The latest word going around is that Fred Thompson’s campaign is DOA. I remember watching as he started posting guest editorials over at National Review Online, show his command of any number of issues. Check out this, tastefully posted right after the Virgina Tech Shootings:

The statistics are clear. Communities that recognize and grant Second Amendment rights to responsible adults have a significantly lower incidence of violent crime than those that do not. More to the point, incarcerated criminals tell criminologists that they consider local gun laws when they decide what sort of crime they will commit, and where they will do so.

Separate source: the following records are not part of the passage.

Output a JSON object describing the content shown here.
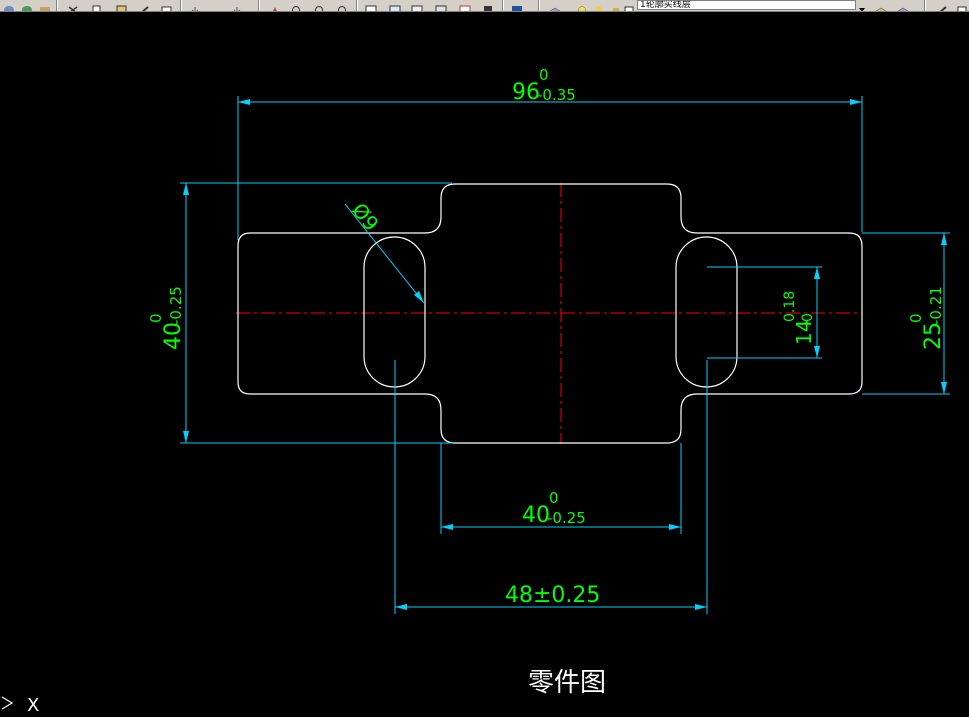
{
  "toolbar": {
    "layer_name": "1轮廓实线层"
  },
  "drawing": {
    "title": "零件图",
    "dim_overall_width": {
      "nominal": "96",
      "upper": "0",
      "lower": "-0.35"
    },
    "dim_height": {
      "nominal": "40",
      "upper": "0",
      "lower": "-0.25"
    },
    "dim_center_width": {
      "nominal": "40",
      "upper": "0",
      "lower": "-0.25"
    },
    "dim_slot_spacing": {
      "text": "48±0.25"
    },
    "dim_side_height": {
      "nominal": "25",
      "upper": "0",
      "lower": "-0.21"
    },
    "dim_slot_length": {
      "nominal": "14",
      "upper": "0.18",
      "lower": "0"
    },
    "dim_slot_width": {
      "text": "Ø9"
    }
  },
  "ucs": {
    "axis_label": "X"
  },
  "colors": {
    "background": "#000000",
    "outline": "#ffffff",
    "centerline": "#ff0000",
    "dimension_line": "#00d2ff",
    "dimension_text": "#00ff00"
  }
}
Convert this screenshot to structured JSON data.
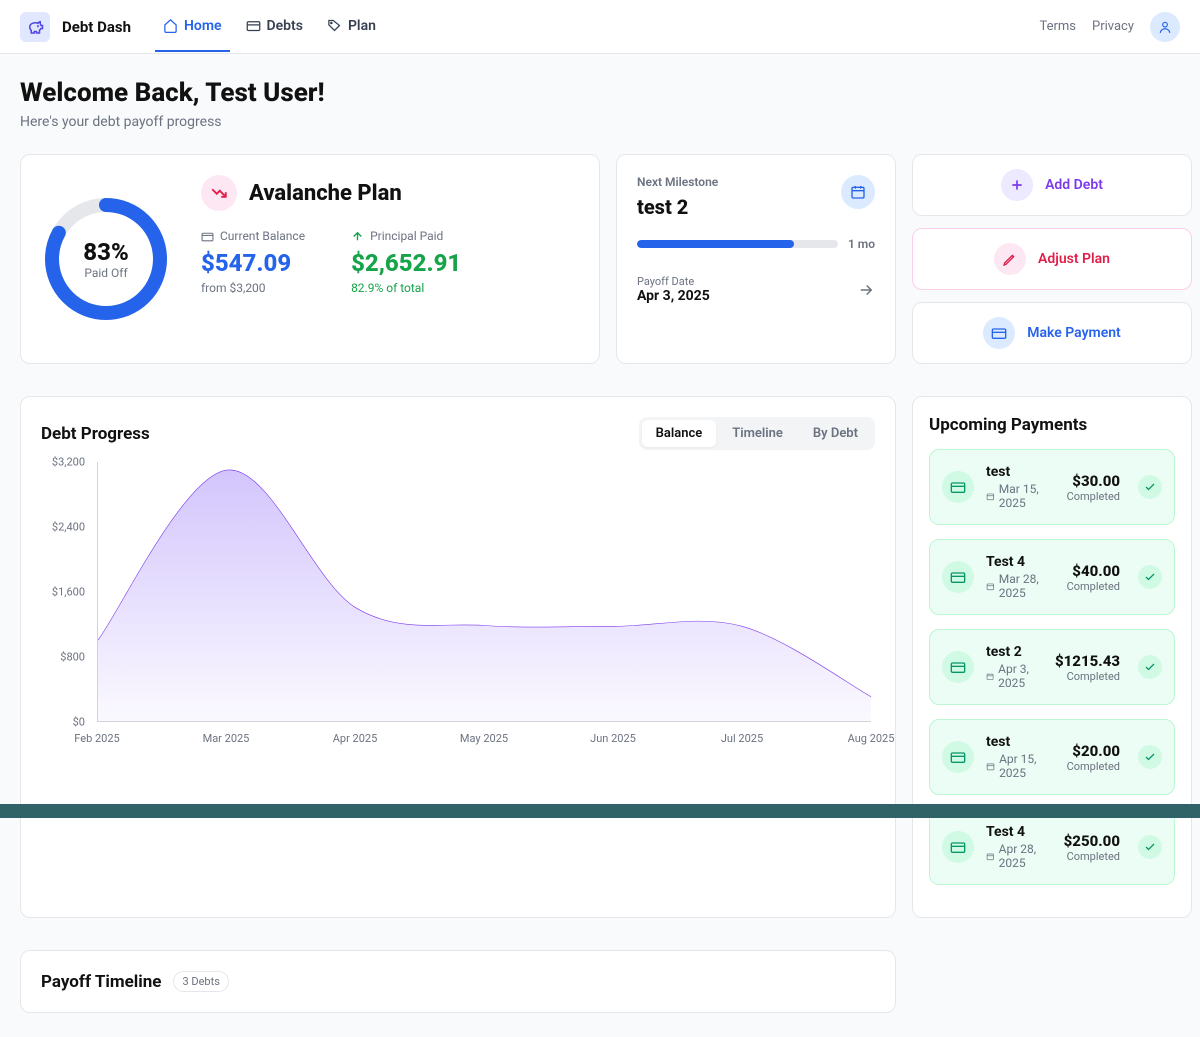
{
  "brand": "Debt Dash",
  "nav": {
    "items": [
      {
        "label": "Home",
        "active": true,
        "icon": "home"
      },
      {
        "label": "Debts",
        "active": false,
        "icon": "card"
      },
      {
        "label": "Plan",
        "active": false,
        "icon": "tag"
      }
    ],
    "links": [
      "Terms",
      "Privacy"
    ]
  },
  "welcome": {
    "title": "Welcome Back, Test User!",
    "subtitle": "Here's your debt payoff progress"
  },
  "hero": {
    "progress_pct": "83%",
    "progress_label": "Paid Off",
    "progress_value": 83,
    "plan_name": "Avalanche Plan",
    "balance": {
      "label": "Current Balance",
      "value": "$547.09",
      "sub": "from $3,200"
    },
    "principal": {
      "label": "Principal Paid",
      "value": "$2,652.91",
      "sub": "82.9% of total"
    }
  },
  "milestone": {
    "label": "Next Milestone",
    "name": "test 2",
    "progress": 78,
    "time": "1 mo",
    "payoff_label": "Payoff Date",
    "payoff_date": "Apr 3, 2025"
  },
  "actions": {
    "add_debt": "Add Debt",
    "adjust_plan": "Adjust Plan",
    "make_payment": "Make Payment"
  },
  "chart": {
    "title": "Debt Progress",
    "tabs": [
      "Balance",
      "Timeline",
      "By Debt"
    ],
    "active_tab": 0
  },
  "chart_data": {
    "type": "area",
    "title": "Debt Progress",
    "xlabel": "",
    "ylabel": "",
    "ylim": [
      0,
      3200
    ],
    "categories": [
      "Feb 2025",
      "Mar 2025",
      "Apr 2025",
      "May 2025",
      "Jun 2025",
      "Jul 2025",
      "Aug 2025"
    ],
    "y_ticks": [
      "$3,200",
      "$2,400",
      "$1,600",
      "$800",
      "$0"
    ],
    "values": [
      1000,
      3100,
      1400,
      1180,
      1170,
      1170,
      300
    ],
    "color": "#7c3aed"
  },
  "upcoming": {
    "title": "Upcoming Payments",
    "items": [
      {
        "name": "test",
        "date": "Mar 15, 2025",
        "amount": "$30.00",
        "status": "Completed"
      },
      {
        "name": "Test 4",
        "date": "Mar 28, 2025",
        "amount": "$40.00",
        "status": "Completed"
      },
      {
        "name": "test 2",
        "date": "Apr 3, 2025",
        "amount": "$1215.43",
        "status": "Completed"
      },
      {
        "name": "test",
        "date": "Apr 15, 2025",
        "amount": "$20.00",
        "status": "Completed"
      },
      {
        "name": "Test 4",
        "date": "Apr 28, 2025",
        "amount": "$250.00",
        "status": "Completed"
      }
    ]
  },
  "timeline": {
    "title": "Payoff Timeline",
    "badge": "3 Debts"
  }
}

Still, there are a lot of people who are just offended by the notion that people can carry guns around. They view everybody, or at least many of us, as potential murderers prevented only by the lack of a convenient weapon. Virginia Tech administrators overrode Virginia state law and threatened to expel or fire anybody who brings a weapon onto campus…

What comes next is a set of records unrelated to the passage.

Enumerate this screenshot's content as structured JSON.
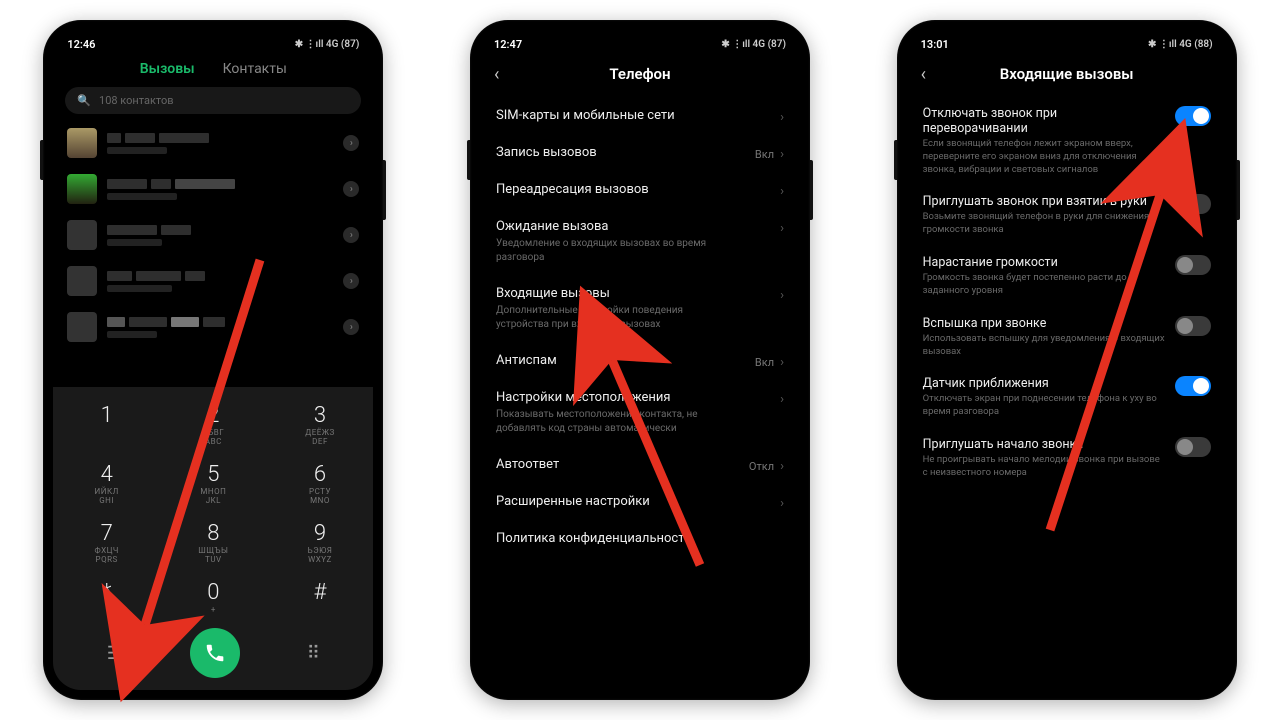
{
  "phone1": {
    "time": "12:46",
    "status": "✱ ⋮ıll 4G (87)",
    "tab_calls": "Вызовы",
    "tab_contacts": "Контакты",
    "search_placeholder": "108 контактов",
    "keys": [
      {
        "n": "1",
        "s": ""
      },
      {
        "n": "2",
        "s": "АБВГ\nABC"
      },
      {
        "n": "3",
        "s": "ДЕЁЖЗ\nDEF"
      },
      {
        "n": "4",
        "s": "ИЙКЛ\nGHI"
      },
      {
        "n": "5",
        "s": "МНОП\nJKL"
      },
      {
        "n": "6",
        "s": "РСТУ\nMNO"
      },
      {
        "n": "7",
        "s": "ФХЦЧ\nPQRS"
      },
      {
        "n": "8",
        "s": "ШЩЪЫ\nTUV"
      },
      {
        "n": "9",
        "s": "ЬЭЮЯ\nWXYZ"
      },
      {
        "n": "*",
        "s": ""
      },
      {
        "n": "0",
        "s": "+"
      },
      {
        "n": "#",
        "s": ""
      }
    ]
  },
  "phone2": {
    "time": "12:47",
    "status": "✱ ⋮ıll 4G (87)",
    "title": "Телефон",
    "items": [
      {
        "label": "SIM-карты и мобильные сети",
        "desc": "",
        "side": "",
        "arrow": true
      },
      {
        "label": "Запись вызовов",
        "desc": "",
        "side": "Вкл",
        "arrow": true
      },
      {
        "label": "Переадресация вызовов",
        "desc": "",
        "side": "",
        "arrow": true
      },
      {
        "label": "Ожидание вызова",
        "desc": "Уведомление о входящих вызовах во время разговора",
        "side": "",
        "arrow": true
      },
      {
        "label": "Входящие вызовы",
        "desc": "Дополнительные настройки поведения устройства при входящих вызовах",
        "side": "",
        "arrow": true
      },
      {
        "label": "Антиспам",
        "desc": "",
        "side": "Вкл",
        "arrow": true
      },
      {
        "label": "Настройки местоположения",
        "desc": "Показывать местоположение контакта, не добавлять код страны автоматически",
        "side": "",
        "arrow": true
      },
      {
        "label": "Автоответ",
        "desc": "",
        "side": "Откл",
        "arrow": true
      },
      {
        "label": "Расширенные настройки",
        "desc": "",
        "side": "",
        "arrow": true
      },
      {
        "label": "Политика конфиденциальности",
        "desc": "",
        "side": "",
        "arrow": false
      }
    ]
  },
  "phone3": {
    "time": "13:01",
    "status": "✱ ⋮ıll 4G (88)",
    "title": "Входящие вызовы",
    "items": [
      {
        "label": "Отключать звонок при переворачивании",
        "desc": "Если звонящий телефон лежит экраном вверх, переверните его экраном вниз для отключения звонка, вибрации и световых сигналов",
        "on": true
      },
      {
        "label": "Приглушать звонок при взятии в руки",
        "desc": "Возьмите звонящий телефон в руки для снижения громкости звонка",
        "on": false
      },
      {
        "label": "Нарастание громкости",
        "desc": "Громкость звонка будет постепенно расти до заданного уровня",
        "on": false
      },
      {
        "label": "Вспышка при звонке",
        "desc": "Использовать вспышку для уведомления о входящих вызовах",
        "on": false
      },
      {
        "label": "Датчик приближения",
        "desc": "Отключать экран при поднесении телефона к уху во время разговора",
        "on": true
      },
      {
        "label": "Приглушать начало звонка",
        "desc": "Не проигрывать начало мелодии звонка при вызове с неизвестного номера",
        "on": false
      }
    ]
  }
}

Supporting, though contrary, evidence from Great Britain, where strict gun controls have led to violent crime rates far higher than ours, is also common knowledge.

So Virginians asked their legislators to change the university’s “concealed carry” policy to exempt people 21 years of age or older who have passed background checks and taken training classes. The university, however, lobbied against that bill, and a top administrator subsequently praised the legislature for blocking the measure.

The logic behind this attitude baffles me, but I suspect it has to do with a basic difference in worldviews. Some people think that power should exist only at the top, and everybody else should rely on “the authorities” for protection.

Fred Thompson is looking to capture the “Reactionary People Who Don’t Think Through Things” vote, a huge market in the US. You should read the page – it may be the worst op-ed I’ve seen this year. The statistics aren’t clear on any of these points. The data, for those who have actually critiqued it, is hopelessly distorted by the fact that most people own rifles to protect themselves from bears and hunt deer (and thus don’t live in a place where there are street gang), and I really want to know by what metric England has worse violent crime than we do.

I forgot about it shortly after reading it, but now that I’m teaching I’m actively wondering how differently I’d teach if I had to assume that a majority of the kids in my class had a gun on them. Specifically I would have made the very challenging test from last week much easier. And I’d have to bring an AK-47 to class, and leave it on the desk during lecture to establish dominance over the students. I’d also have to practice my quick-draw, in case a student pulls a pistol on me during a quiz.

This is really bad idea. I’m glad his campaign is going nowhere.